Pero Celeste no pudo continuar hablando, porque justo en ese momento una de las camareras pasó por su lado con una bandeja llena de copas de champán y, accidentalmente, se tropezó y derramó una de las copas en el vestido de Celeste.

Celeste dio un paso atrás, horrorizada.

La camarera se tropezó otra vez y, apenas había recuperado el equilibrio, cuando Celeste se volvió hacia ella.

–¡Cómo se puede ser tan patosa y…!

–Mamá, cálmate –dijo Portia, agarrando del brazo a su madre.

Celeste se zafó de ella y reanudó el ataque a la camarera.

–¡Haré que la despidan!

–Mamá, por favor, deja que me encargue de esto –dijo Portia nerviosa–. Ve al cuarto de baño y límpiate el vestido. El champán no deja mancha.

Celeste miró furiosa a la camarera, que le devolvió la mirada al tiempo que alzaba la barbilla.

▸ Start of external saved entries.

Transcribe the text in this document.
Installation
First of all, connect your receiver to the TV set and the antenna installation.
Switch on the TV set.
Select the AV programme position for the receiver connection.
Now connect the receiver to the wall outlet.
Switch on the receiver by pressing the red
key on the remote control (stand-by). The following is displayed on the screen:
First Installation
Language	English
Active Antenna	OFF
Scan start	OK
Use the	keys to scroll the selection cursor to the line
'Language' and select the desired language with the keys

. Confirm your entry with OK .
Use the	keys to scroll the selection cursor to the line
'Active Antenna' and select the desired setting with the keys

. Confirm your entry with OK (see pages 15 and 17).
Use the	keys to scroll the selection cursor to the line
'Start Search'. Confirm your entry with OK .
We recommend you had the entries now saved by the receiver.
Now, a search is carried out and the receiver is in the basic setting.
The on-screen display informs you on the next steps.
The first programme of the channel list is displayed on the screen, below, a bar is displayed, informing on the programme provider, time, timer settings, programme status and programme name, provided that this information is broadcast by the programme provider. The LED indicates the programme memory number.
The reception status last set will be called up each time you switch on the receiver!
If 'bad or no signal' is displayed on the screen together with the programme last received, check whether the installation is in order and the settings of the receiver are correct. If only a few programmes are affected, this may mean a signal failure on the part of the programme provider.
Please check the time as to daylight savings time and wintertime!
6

Portia tiró de su madre hacia la puerta que daba al salón de fiestas.

–Vamos, yo hablaré con el supervisor de las chicas.

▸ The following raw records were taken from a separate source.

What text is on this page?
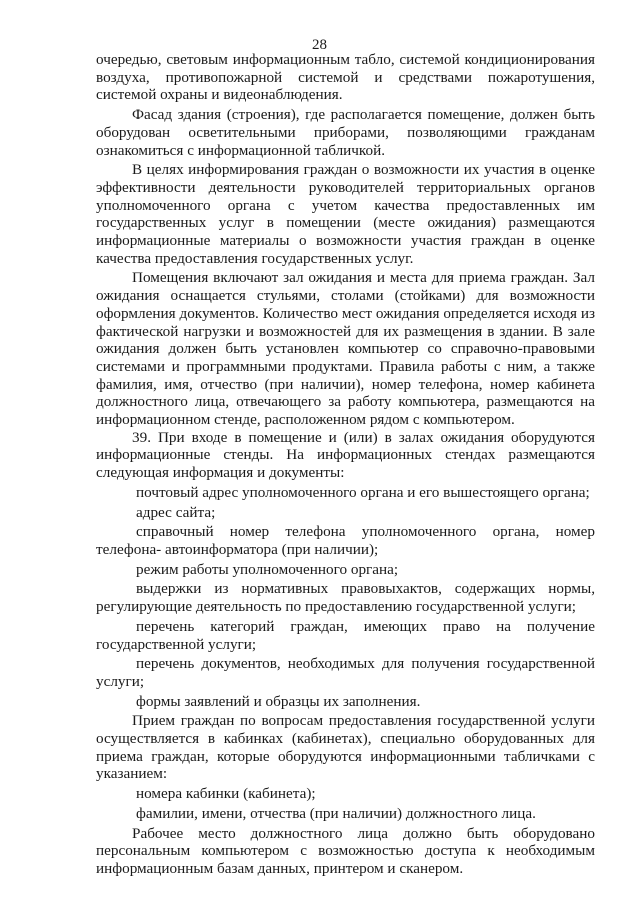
28

очередью, световым информационным табло, системой кондиционирования воздуха, противопожарной системой и средствами пожаротушения, системой охраны и видеонаблюдения.

Фасад здания (строения), где располагается помещение, должен быть оборудован осветительными приборами, позволяющими гражданам ознакомиться с информационной табличкой.

В целях информирования граждан о возможности их участия в оценке эффективности деятельности руководителей территориальных органов уполномоченного органа с учетом качества предоставленных им государственных услуг в помещении (месте ожидания) размещаются информационные материалы о возможности участия граждан в оценке качества предоставления государственных услуг.

Помещения включают зал ожидания и места для приема граждан. Зал ожидания оснащается стульями, столами (стойками) для возможности оформления документов. Количество мест ожидания определяется исходя из фактической нагрузки и возможностей для их размещения в здании. В зале ожидания должен быть установлен компьютер со справочно-правовыми системами и программными продуктами. Правила работы с ним, а также фамилия, имя, отчество (при наличии), номер телефона, номер кабинета должностного лица, отвечающего за работу компьютера, размещаются на информационном стенде, расположенном рядом с компьютером.

39. При входе в помещение и (или) в залах ожидания оборудуются информационные стенды. На информационных стендах размещаются следующая информация и документы:

почтовый адрес уполномоченного органа и его вышестоящего органа;

адрес сайта;

справочный номер телефона уполномоченного органа, номер телефона- автоинформатора (при наличии);

режим работы уполномоченного органа;

выдержки из нормативных правовыхактов, содержащих нормы, регулирующие деятельность по предоставлению государственной услуги;

перечень категорий граждан, имеющих право на получение государственной услуги;

перечень документов, необходимых для получения государственной услуги;

формы заявлений и образцы их заполнения.

Прием граждан по вопросам предоставления государственной услуги осуществляется в кабинках (кабинетах), специально оборудованных для приема граждан, которые оборудуются информационными табличками с указанием:

номера кабинки (кабинета);

фамилии, имени, отчества (при наличии) должностного лица.

Рабочее место должностного лица должно быть оборудовано персональным компьютером с возможностью доступа к необходимым информационным базам данных, принтером и сканером.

–Esa imbécil no debería trabajar en una fiesta de esta categoría –declaró Celeste.

Y, tras esas palabras, se dio media vuelta y se dirigió al baño.

Portia se acercó a la camarera. La joven parecía tener veintitantos años, llevaba el cabello corto a un lado y más largo al otro. Iba muy maquillada y tenía un pendiente en la nariz. Su mirada era beligerante.

–Me llamo Ginger. Lo digo por si va a ir a hablar con mi jefe.

Portia alzó una mano en señal de paz.

–Escuche, no voy a hacer que la despidan, pero le aconsejo que se mantenga alejada de mi madre durante el resto de la fiesta.

Ginger, sorprendida, parpadeó.

–¿No va a decirle nada a mi jefe?

–No. Ha sido un accidente.

–Sí, claro, un accidente. Gracias –dijo Ginger con aparente inocencia, pero sonrió maliciosamente al echar a andar hacia la puerta del salón de fiestas.